Re: [uml-devel] Re: [Lhms-devel] [PATCH 0/7] Fragmentation Avoidance V19

Blaisorblade Fri, 04 Nov 2005 15:38:21 -0800

Jeff, some input for you - can you have a look?

On Friday 04 November 2005 21:41, Rob Landley wrote:
> On Friday 04 November 2005 13:10, Blaisorblade wrote:
> > > If you've got a daemon running in the virtual system to hand back
> > > memory to the host, then you don't need a tuneable.
> >
> > I think Jeff's idea was a daemon running on the host (not as root) to
> > manage splitting of memory between UMLs (and possibly the host).
>
> That's more configuration on the host that's not really needed.  Doesn't do
> my case any good.


We'll consider your case too then... for your job the daemon could be done by 
a thread started by UML on the host. The idea (still very preliminar) was 
conceived for hosting providers, to my knowlegde.

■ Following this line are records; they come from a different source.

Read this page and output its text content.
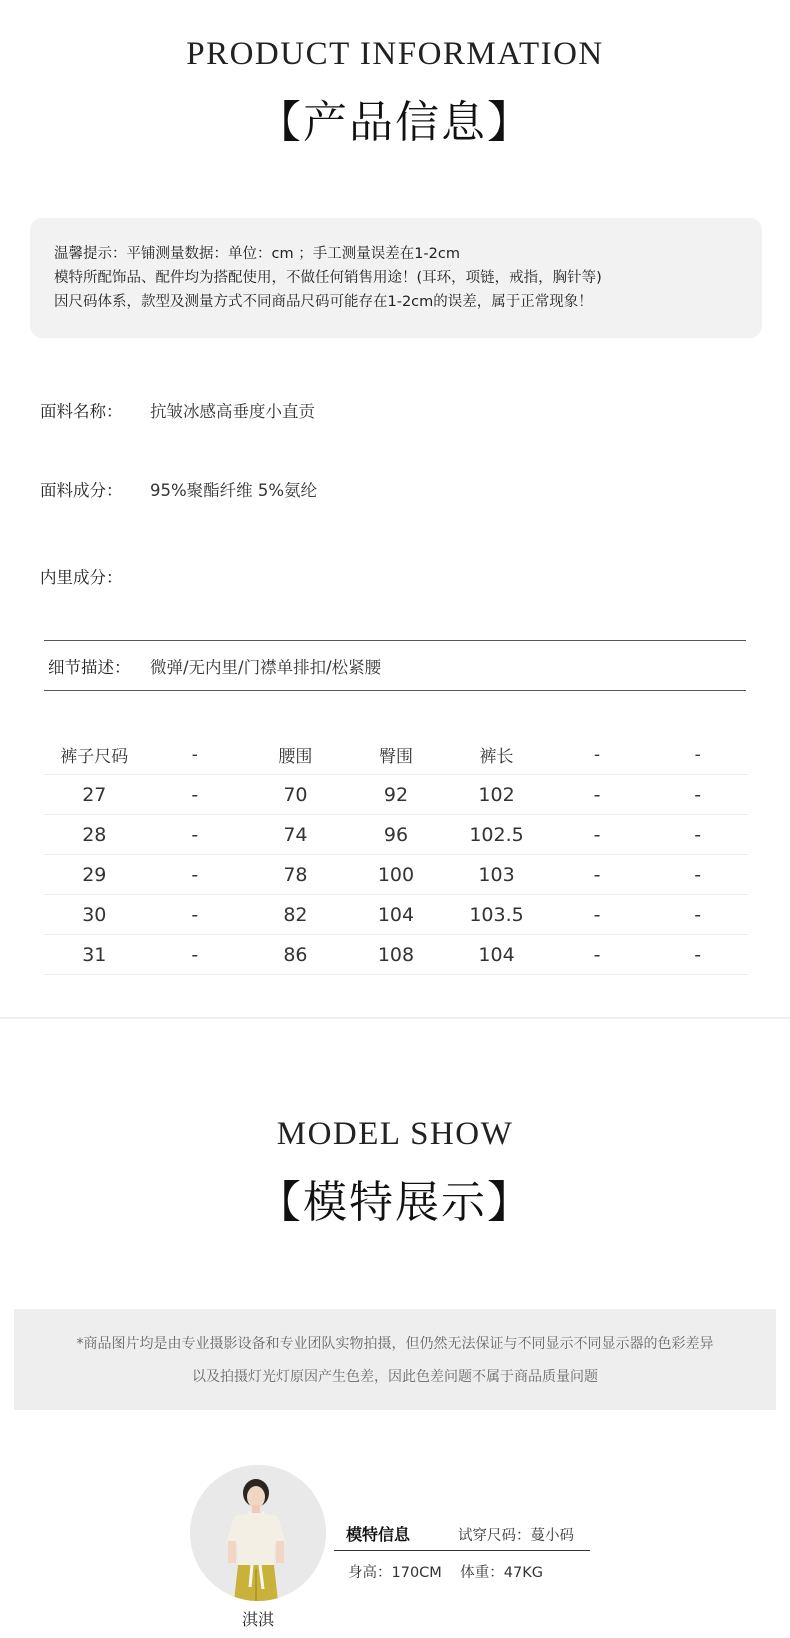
PRODUCT INFORMATION
【产品信息】

温馨提示：平铺测量数据：单位：cm ；手工测量误差在1-2cm

模特所配饰品、配件均为搭配使用，不做任何销售用途！(耳环，项链，戒指，胸针等)

因尺码体系，款型及测量方式不同商品尺码可能存在1-2cm的误差，属于正常现象！

面料名称： 抗皱冰感高垂度小直贡
面料成分： 95%聚酯纤维 5%氨纶
内里成分：
细节描述： 微弹/无内里/门襟单排扣/松紧腰
裤子尺码	-	腰围	臀围	裤长	-	-
27	-	70	92	102	-	-
28	-	74	96	102.5	-	-
29	-	78	100	103	-	-
30	-	82	104	103.5	-	-
31	-	86	108	104	-	-
MODEL SHOW
【模特展示】

*商品图片均是由专业摄影设备和专业团队实物拍摄，但仍然无法保证与不同显示不同显示器的色彩差异

以及拍摄灯光灯原因产生色差，因此色差问题不属于商品质量问题

淇淇
模特信息	试穿尺码：蔓小码
身高：170CM    体重：47KG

However, see below - we can directly madvise() a page when it's freed. In this 
case, we'd need the guest to keep some free memory - and this can be done via 
one of Con Kolivas VM patches on the guest.

> > > What I was thinking is that if we get prezeroing infrastructure that
> > > can use various prezeroing accelerators (as has been discussed but I
> > > don't believe merged), then a logical prezeroing accelerator for UML
> > > would be calling madvise on the host system.  This has the advantage of
> > > automatically giving back to the host system any memory that's not in
> > > use, but would require some way to tell kswapd or some such that
> > > keeping around lots of prezeroed memory is preferable to keeping around
> > > lots of page cache.
> >
> > Ah, ok, I see, but a tuneable to say this is almost useless for anything
> > else I guess, so it won't even get coded.

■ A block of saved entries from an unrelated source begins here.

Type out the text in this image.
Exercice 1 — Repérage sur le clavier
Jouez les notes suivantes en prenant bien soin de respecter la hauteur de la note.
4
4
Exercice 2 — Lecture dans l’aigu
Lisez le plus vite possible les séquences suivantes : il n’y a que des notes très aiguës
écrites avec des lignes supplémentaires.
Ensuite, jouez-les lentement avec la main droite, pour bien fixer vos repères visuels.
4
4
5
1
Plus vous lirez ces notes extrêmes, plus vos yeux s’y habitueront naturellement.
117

> If we get prezeroing, the tunable is useful.  If we haven't got prezeroing,
> this infrastructure probably won't get in.

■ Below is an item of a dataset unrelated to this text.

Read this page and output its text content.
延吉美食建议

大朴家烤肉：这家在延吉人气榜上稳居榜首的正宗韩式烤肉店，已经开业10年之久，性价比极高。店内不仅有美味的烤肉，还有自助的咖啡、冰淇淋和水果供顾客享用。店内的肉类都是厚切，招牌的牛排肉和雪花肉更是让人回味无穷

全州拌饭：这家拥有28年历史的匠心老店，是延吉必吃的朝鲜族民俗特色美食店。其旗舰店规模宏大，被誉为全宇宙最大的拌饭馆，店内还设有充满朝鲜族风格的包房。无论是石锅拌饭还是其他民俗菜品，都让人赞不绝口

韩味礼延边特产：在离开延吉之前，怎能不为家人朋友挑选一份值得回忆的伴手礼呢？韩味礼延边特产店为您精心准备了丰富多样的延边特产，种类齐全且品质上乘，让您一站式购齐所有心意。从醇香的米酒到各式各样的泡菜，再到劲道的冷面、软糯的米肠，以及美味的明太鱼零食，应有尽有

Hmm.... yep, prezeroing is useless if you don't keep some prezeroed memory, 
right.... I had answered too much in a hurry.

Btw, indeed I previously planned to use the existing arch_free_pages() hook 
for page freeing, to call madvise() (conditionally I mean)... actually yes, 
you can't make sure that page isn't going to be reused, but if the page is 
_freed_ and you want still the content kept you will _anyway_ loose.

The biggest risk is to madvise() a page uselessly, and that disturbs a bit 
performance, except that in general we should win by letting the host use 
more memory.

> > > I think it's
> > > because the disk is so overwhelmed, and some things (like vim's .swp
> > > file, and something similar in kmail's composer) do a gratuitous
> > > fsync...
> >
> > Yep, that's possible (running Gentoo, I often go to loads like 8-10,
> > including a CPU-hog in the background, and things become a bit slow).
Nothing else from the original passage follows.